They swore off of kafka forever after the pains they had with it. Another consultant built that system for them, so it wasn't an internal decision exactly and they had no idea what they were getting into. I've heard of similar experiences since. I've sometimes hoped to land on a project where kafka was well suited to the problem, though; I learned a lot about it back then and it seemed incredibly cool. I was kind of envious of all these projects fully utilizing it!

I've used kafka to process data on the order of 50mb to 5000mb / second incoming. It has complexities that are worth eating for that type of use case.

For a message every 10 seconds, its use is ... hmm. It wouldn't be in my top 50 choices.

edit: and to be clear, I'm a huge fan of kafka: it sat there and silently just worked. It was great!

Way too little to justify event-driven architecture (let alone Kafka specifically), unless you have some specialized need like very slow event processing and need to display a "message received" notification to user before the processing happens. Or you really need the retry functionality and can't handle it some other ways.

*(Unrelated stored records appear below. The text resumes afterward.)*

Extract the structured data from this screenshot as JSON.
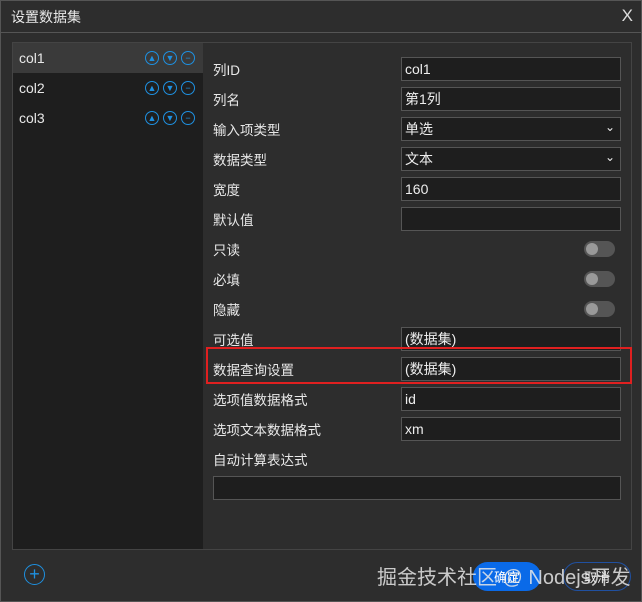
{
  "title": "设置数据集",
  "close": "X",
  "columns": [
    {
      "label": "col1"
    },
    {
      "label": "col2"
    },
    {
      "label": "col3"
    }
  ],
  "icons": {
    "up": "⌃",
    "down": "⌄",
    "remove": "−"
  },
  "fields": {
    "col_id": {
      "label": "列ID",
      "value": "col1"
    },
    "col_name": {
      "label": "列名",
      "value": "第1列"
    },
    "input_type": {
      "label": "输入项类型",
      "value": "单选"
    },
    "data_type": {
      "label": "数据类型",
      "value": "文本"
    },
    "width": {
      "label": "宽度",
      "value": "160"
    },
    "default": {
      "label": "默认值",
      "value": ""
    },
    "readonly": {
      "label": "只读",
      "on": false
    },
    "required": {
      "label": "必填",
      "on": false
    },
    "hidden": {
      "label": "隐藏",
      "on": false
    },
    "options": {
      "label": "可选值",
      "value": "(数据集)"
    },
    "query": {
      "label": "数据查询设置",
      "value": "(数据集)"
    },
    "option_value_fmt": {
      "label": "选项值数据格式",
      "value": "id"
    },
    "option_text_fmt": {
      "label": "选项文本数据格式",
      "value": "xm"
    },
    "expr": {
      "label": "自动计算表达式",
      "value": ""
    }
  },
  "buttons": {
    "ok": "确定",
    "cancel": "取消",
    "add": "+"
  },
  "watermark": "掘金技术社区 @ Nodejs开发"
}
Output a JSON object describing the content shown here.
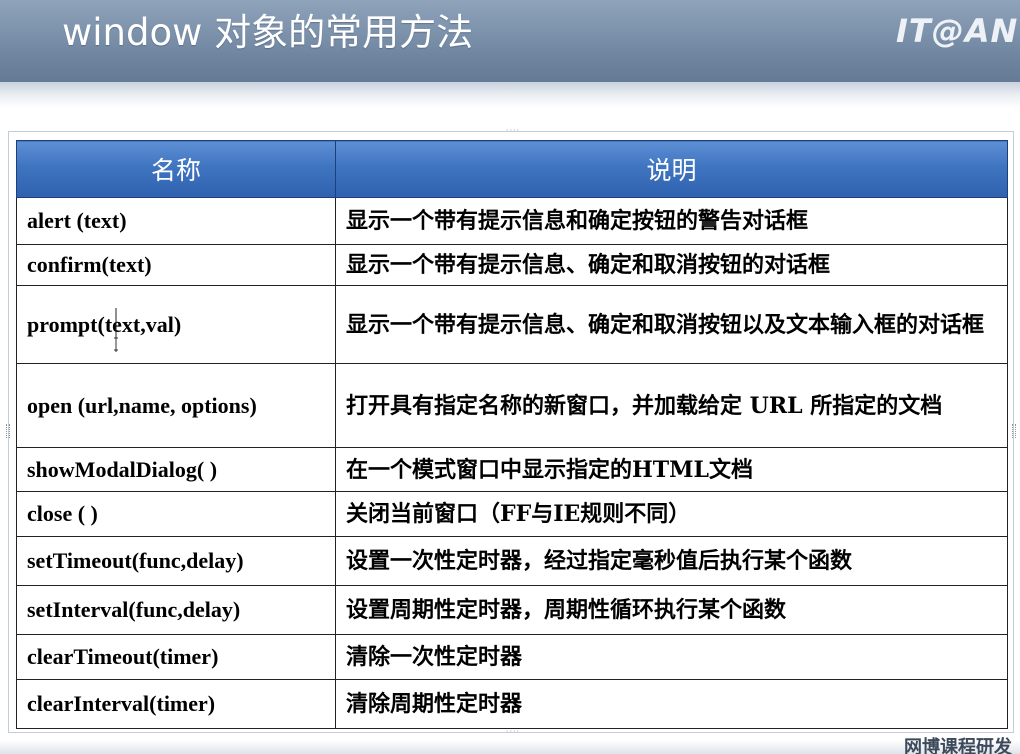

Most businesses have no (hue hue) business doing event driven architecture. There is way too much overhead for local testing and overall complexity, especially when you want to properly handle errors.

"But, every developer should be able to set up their local." Yea, great, explain to the manual QA who may be amazing but just started 3 months ago.

I think we need to separate load from event driven architecture: what if you want to reload data on a client's view, even if that data only gets refreshed once a month? The load is very low (1 message/month), but still requires an event to be pushed to the client to refresh their data.
You probably want to be closer to 7,500 messages/second before Kafka becomes worthwhile.
It's almost nothing.

I'm currently maintaining a system that uses Redis as a message broker and at a rate of ~10 messages/second it marginally makes sense.

It is using a dump truck to sugar your coffee.
Too little to need Kafka.
too little